For a closer look at where DIY stacks tend to strain under real traffic, our write-up on [where voice agent stacks start showing their limits](https://www.assemblyai.com/blog/where-voice-agent-stacks-start-showing-their-limits) is a useful companion read.

Architecture is a series of trade-offs, but they all bottom out in the same place. Control versus simplicity, three bills versus one, transparency versus a black box — those are real decisions. What isn't up for debate is that the model doing the listening determines how good everything after it can be. Pick the architecture that fits your team, then give it the best possible ears. That's the part your customers will actually hear.

Want the hands-on version? Our guide to [building with the Voice Agent API](https://www.assemblyai.com/blog/how-to-build-with-voice-agent-api) walks through a working agent, and [what are AI voice agents](https://www.assemblyai.com/blog/ai-voice-agents) covers the fundamentals if you're just getting oriented.

A voice agent architecture is the way you connect the three core steps of a spoken conversation: speech-to-text (listening), a language model (thinking), and text-to-speech (speaking). The three common patterns are a chained STT→LLM→TTS pipeline, a single speech-to-speech model, and a unified voice agent API that runs the full pipeline behind one connection.

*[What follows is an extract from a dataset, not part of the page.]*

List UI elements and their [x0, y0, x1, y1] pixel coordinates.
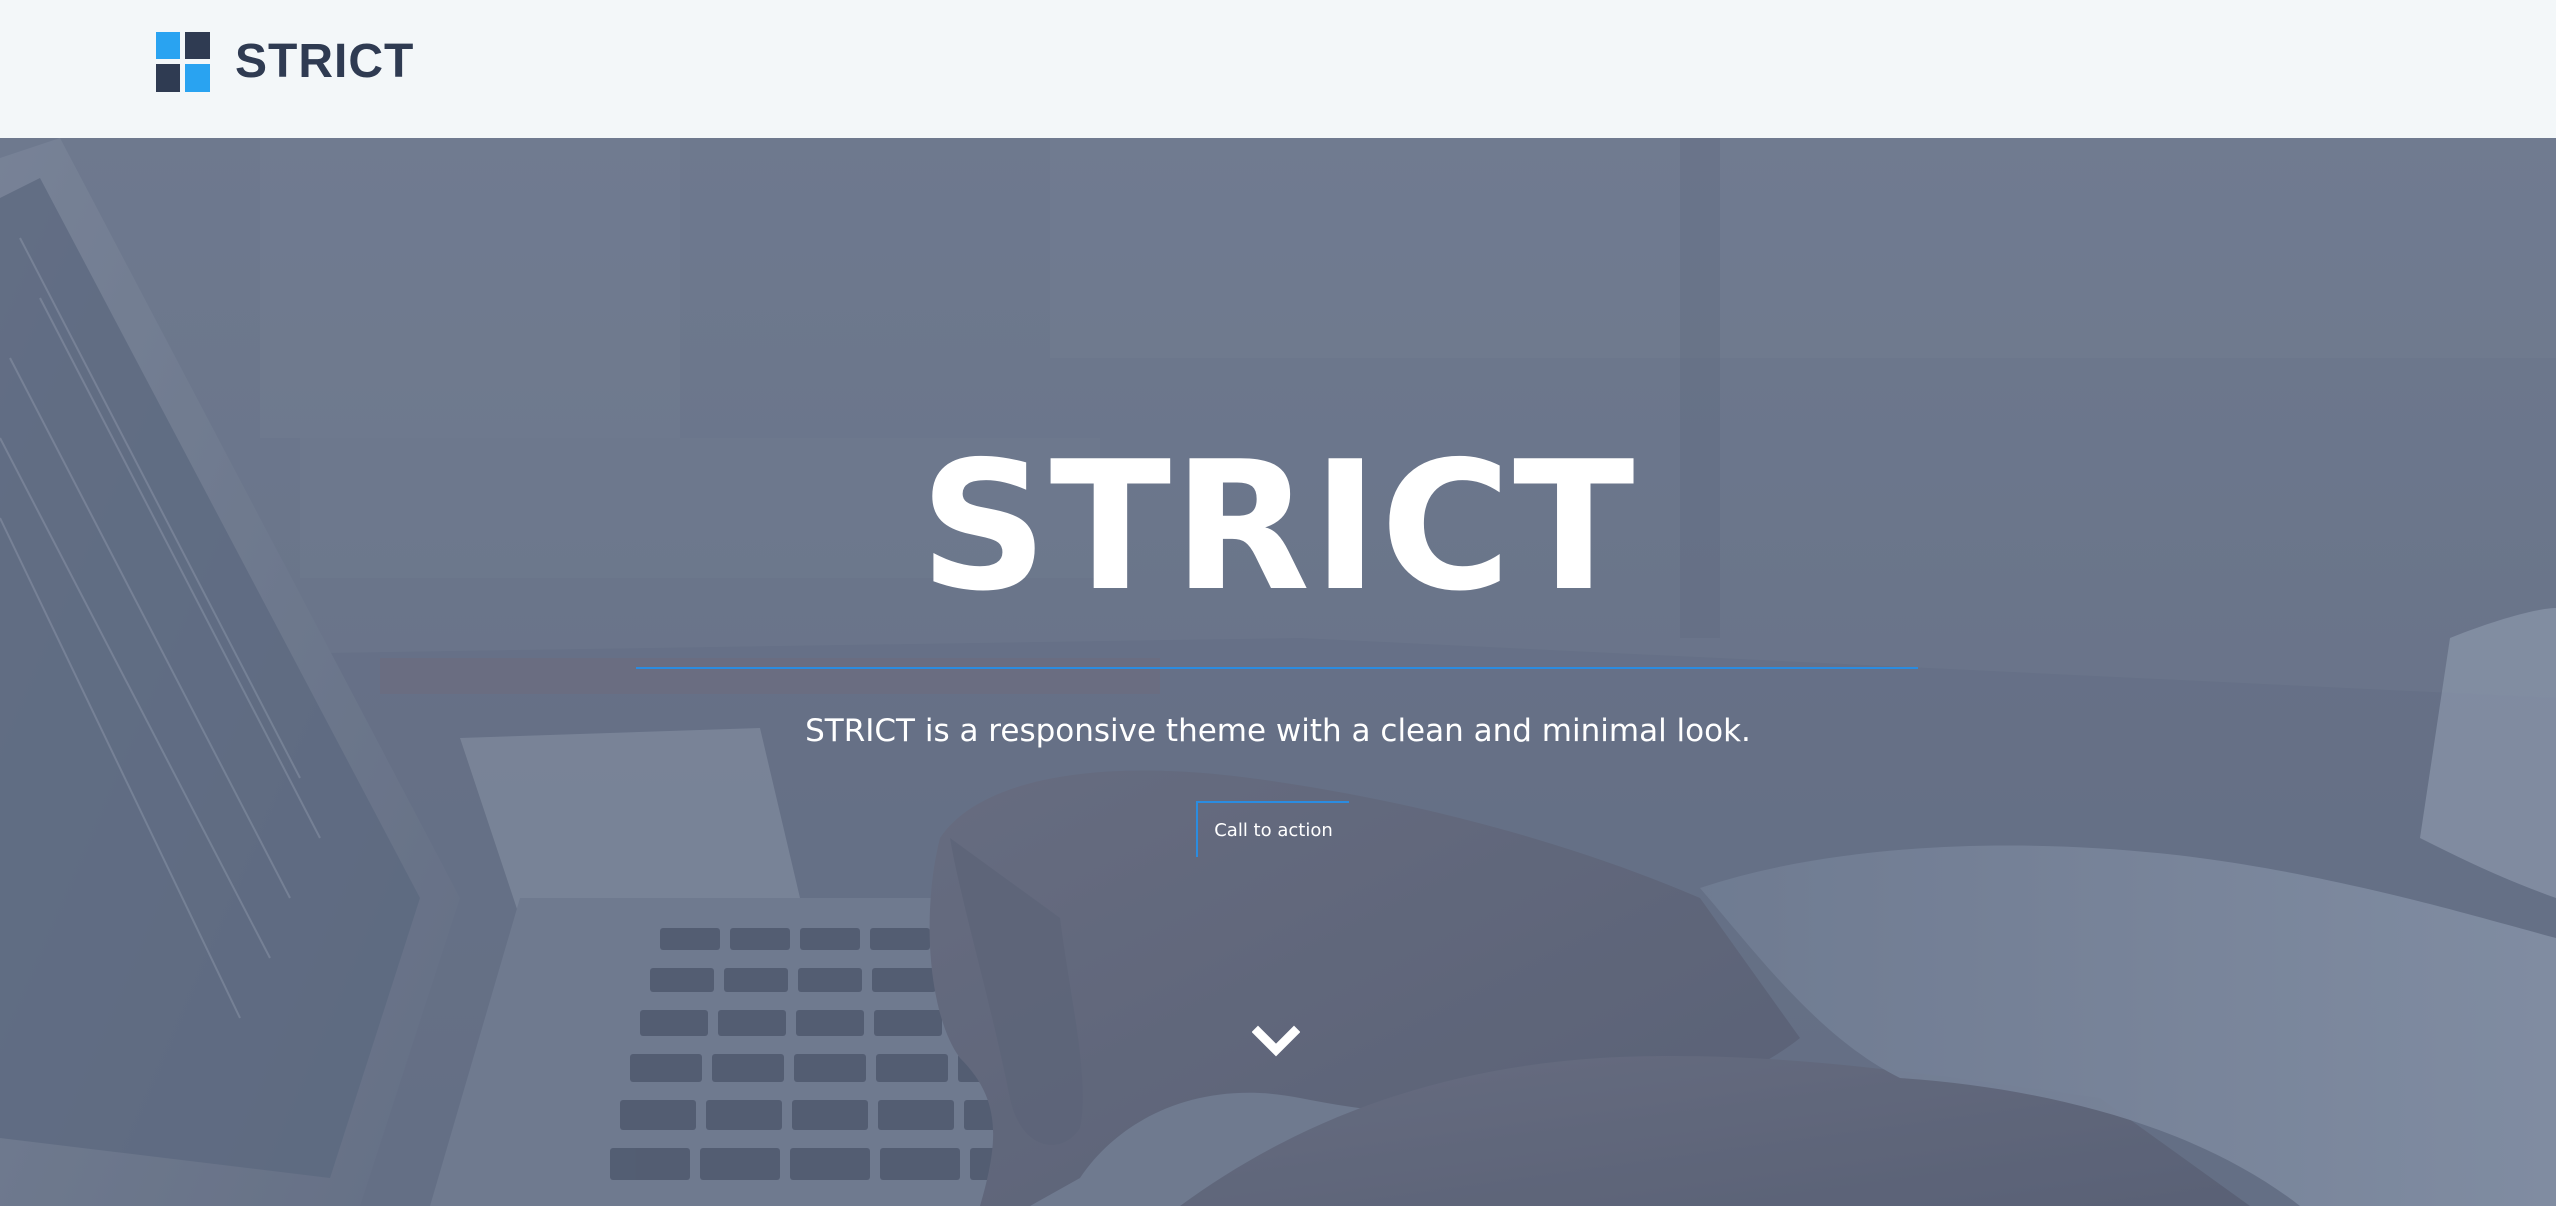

A cascading pipeline uses a separate, best-in-class model for each stage, giving you full control and a visible transcript but requiring you to integrate and debug three providers. A speech-to-speech model handles audio-in to audio-out in one model, which is simpler to start with but hides the transcript and gives you less control over per-stage accuracy and turn-taking.

All three can reach roughly one-second end-to-end latency when tuned well. A single speech-to-speech model removes handoffs between stages, while a well-built unified API like AssemblyAI's Voice Agent API reaches about one second end-to-end because the pipeline is optimized as a whole rather than assembled from three separate vendors.

The language model can only respond to the words the speech-to-text layer produces, so any transcription error propagates through the entire agent. This is why entity accuracy on emails, names, phone numbers, and account IDs is the ceiling on agent quality — and why models like Universal-3.5 Pro Streaming are built specifically for those hard tokens.

The best choice depends on how much control you need. Teams that want production accuracy without integrating three providers often choose a unified voice agent API; AssemblyAI's Voice Agent API runs STT, an LLM, and TTS through one WebSocket at a flat $4.50/hr, built on Universal-3.5 Pro Streaming for high entity accuracy.